Do you watch the Good Doctor? It’s an American medical series, now on Season 4, based on an award-winning South Korean drama. The leading character in the series is Shaun Murphy, who has autism, and… Savant syndrome. As defined by Treffert (2019), savant syndrome is “a rare condition in which someone with significant mental disabilities demonstrates certain abilities far in excess of average”. So Shaun might not be very good in communication and socialising with his colleagues, patients and their family, he is still extraordinary surgeon.
There is a Malaysia produced movie, based on a Malaysian true story, “Guang” (you can find the 15 min version here on Youtube). The leading character in this movie is Guang, who has autism spectrum disorder, and special talent in music.
I can list a number more of movies and series which are about autism, and almost all the time, the leading role in them have savant syndrome.
So do people with autism always have savant syndrome?
I have met quite a number of people with autism spectrum disorder during my years of practice and in my personal life. The answer is no. In fact, none of them has savant syndrome.

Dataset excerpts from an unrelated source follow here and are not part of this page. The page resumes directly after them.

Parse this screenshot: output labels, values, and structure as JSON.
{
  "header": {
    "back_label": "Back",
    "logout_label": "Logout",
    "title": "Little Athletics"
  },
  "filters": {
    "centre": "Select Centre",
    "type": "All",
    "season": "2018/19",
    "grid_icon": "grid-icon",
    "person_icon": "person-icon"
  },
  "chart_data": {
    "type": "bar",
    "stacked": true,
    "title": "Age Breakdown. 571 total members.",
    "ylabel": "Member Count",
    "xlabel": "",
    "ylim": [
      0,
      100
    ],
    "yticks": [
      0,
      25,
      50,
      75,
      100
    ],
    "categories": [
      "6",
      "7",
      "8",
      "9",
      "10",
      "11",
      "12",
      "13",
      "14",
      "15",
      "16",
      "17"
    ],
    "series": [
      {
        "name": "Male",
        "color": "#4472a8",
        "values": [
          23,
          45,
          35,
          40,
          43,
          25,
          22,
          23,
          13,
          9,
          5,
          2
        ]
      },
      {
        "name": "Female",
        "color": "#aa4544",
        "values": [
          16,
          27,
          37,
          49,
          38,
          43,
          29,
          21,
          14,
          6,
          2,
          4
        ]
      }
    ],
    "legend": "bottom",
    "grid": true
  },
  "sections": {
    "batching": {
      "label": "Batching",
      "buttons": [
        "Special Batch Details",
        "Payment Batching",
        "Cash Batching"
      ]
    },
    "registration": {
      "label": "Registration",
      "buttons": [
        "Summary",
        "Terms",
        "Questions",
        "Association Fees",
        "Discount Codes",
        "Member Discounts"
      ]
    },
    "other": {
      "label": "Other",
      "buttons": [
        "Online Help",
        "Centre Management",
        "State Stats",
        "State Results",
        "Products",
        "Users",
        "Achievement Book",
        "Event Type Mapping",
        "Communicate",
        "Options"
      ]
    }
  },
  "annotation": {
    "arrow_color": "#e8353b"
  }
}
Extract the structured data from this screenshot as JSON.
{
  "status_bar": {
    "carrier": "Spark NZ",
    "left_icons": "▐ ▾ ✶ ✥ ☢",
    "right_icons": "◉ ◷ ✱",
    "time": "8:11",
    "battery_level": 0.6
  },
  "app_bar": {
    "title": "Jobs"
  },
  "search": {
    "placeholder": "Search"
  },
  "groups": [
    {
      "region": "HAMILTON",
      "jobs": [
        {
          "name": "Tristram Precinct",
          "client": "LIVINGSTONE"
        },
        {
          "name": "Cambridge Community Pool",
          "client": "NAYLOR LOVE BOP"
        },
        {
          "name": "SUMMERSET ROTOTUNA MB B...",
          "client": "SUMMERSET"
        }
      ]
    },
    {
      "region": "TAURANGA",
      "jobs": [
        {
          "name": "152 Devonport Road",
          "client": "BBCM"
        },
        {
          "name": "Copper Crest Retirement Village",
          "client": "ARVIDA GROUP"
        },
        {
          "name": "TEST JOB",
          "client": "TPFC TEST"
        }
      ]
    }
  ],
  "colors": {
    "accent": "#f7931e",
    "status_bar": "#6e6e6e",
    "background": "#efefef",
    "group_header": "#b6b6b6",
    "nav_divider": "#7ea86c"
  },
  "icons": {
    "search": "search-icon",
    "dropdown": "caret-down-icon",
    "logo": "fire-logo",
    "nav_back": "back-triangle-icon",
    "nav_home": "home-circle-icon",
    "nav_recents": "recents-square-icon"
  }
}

According to Treffert, roughly 1 in 10 persons with autism have some remarkable abilities in varying degrees. Yes, 10% is not high at all, but considered that savant syndrome only present in one in a million (1,000,000) people, you see that it’s considered “common” in people with autism.
So I guess that explains why those movies and dramas tend to portray autism this way. It even gave hope to a lot of parents who have children with autism, but no matter how they tried, they couldn’t find the “special talent”. What adds to the frustration, is when we often expect there is something special with the kid, and ask them about it.
“Oh your boy is autistic? What’s his special ability?”